Google Cloud Storage
Google's Cloud Storage service is fairly similar to Amazon S3, using the same
terminology like "buckets". As with Amazon S3, the most straightforward way of
uploading data to Google Cloud Storage is the gsutil
tool, contained in the
Google Cloud SDK. This can be obtained from the Google Cloud SDK site, and has installation instructions
for several Linux distributions (both apt-based and rpm-based ones), macOS and
Windows.
After installing the Google Cloud SDK and authorizing it (using gcloud init
or
gcloud auth login
), the gsutil
tool can be used to list, download,
upload and otherwise manage Google Cloud Storage files.
How to write directly to Google Cloud Storage
To accept input from another program, the gsutil cp
command accepts -
as
the local file argument, to signify the standard input. Our CLI tools in turn
accept stdout:
as their output, optionally followed by a file extension, to
write their output on the standard output.

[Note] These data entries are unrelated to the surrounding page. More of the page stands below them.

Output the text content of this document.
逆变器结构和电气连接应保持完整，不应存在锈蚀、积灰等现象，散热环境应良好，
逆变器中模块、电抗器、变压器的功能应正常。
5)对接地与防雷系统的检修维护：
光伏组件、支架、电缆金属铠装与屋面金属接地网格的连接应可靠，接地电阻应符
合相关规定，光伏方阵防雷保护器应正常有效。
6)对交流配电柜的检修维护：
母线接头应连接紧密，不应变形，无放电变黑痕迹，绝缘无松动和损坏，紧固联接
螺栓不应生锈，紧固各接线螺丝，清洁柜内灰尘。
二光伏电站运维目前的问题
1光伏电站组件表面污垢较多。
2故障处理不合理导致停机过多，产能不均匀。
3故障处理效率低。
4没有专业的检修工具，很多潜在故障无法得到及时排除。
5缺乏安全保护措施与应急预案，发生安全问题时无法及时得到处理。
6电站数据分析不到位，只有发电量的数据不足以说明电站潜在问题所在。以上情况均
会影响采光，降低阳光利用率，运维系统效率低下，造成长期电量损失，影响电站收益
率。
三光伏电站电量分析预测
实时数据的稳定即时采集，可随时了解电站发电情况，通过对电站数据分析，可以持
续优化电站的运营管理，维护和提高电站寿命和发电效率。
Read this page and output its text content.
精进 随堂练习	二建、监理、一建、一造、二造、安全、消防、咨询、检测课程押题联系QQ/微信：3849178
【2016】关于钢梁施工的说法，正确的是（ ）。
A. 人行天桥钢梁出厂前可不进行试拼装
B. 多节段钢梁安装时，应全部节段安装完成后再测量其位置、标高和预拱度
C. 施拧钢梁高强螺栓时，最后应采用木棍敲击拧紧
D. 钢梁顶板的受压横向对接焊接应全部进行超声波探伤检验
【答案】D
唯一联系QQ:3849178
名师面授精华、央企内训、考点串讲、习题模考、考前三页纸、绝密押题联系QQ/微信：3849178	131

For example, to convert an MP4 file "test.mp4" to fragmented MP4 using Unified Packager, and simultaneously upload it to an Google Cloud Storage bucket named "mybucket", you run:
#!/bin/bash
mp4split -o stdout:.ismv test.mp4 | gsutil cp - gs://mybucket/test.ismv
Unified Packager will write its output in 4MB chunks, and gsutil
will read
as much as it needs to perform its multiple chunk uploads,
if necessary.
Error handling while writing to Google Cloud Storage
Similar to the error handling method used for uploading to S3, the set -o
pipefail
shell command can be used to detect that errors occurred in any of
the commands used in a shell pipeline. For example:
#!/bin/bash
set -o pipefail; \
mp4split -o stdout:.ismv test.mp4 | \
gsutil cp - gs://mybucket/test.ismv ||
gsutil rm gs://mybucket/test.ismv
In this example, if either mp4split
throws an error while processing
"test.mp4", or gsutil cp
throws an error while uploading the result, the
gsutil rm
command after the ||
will be run, deleting the partial output
on Google Storage.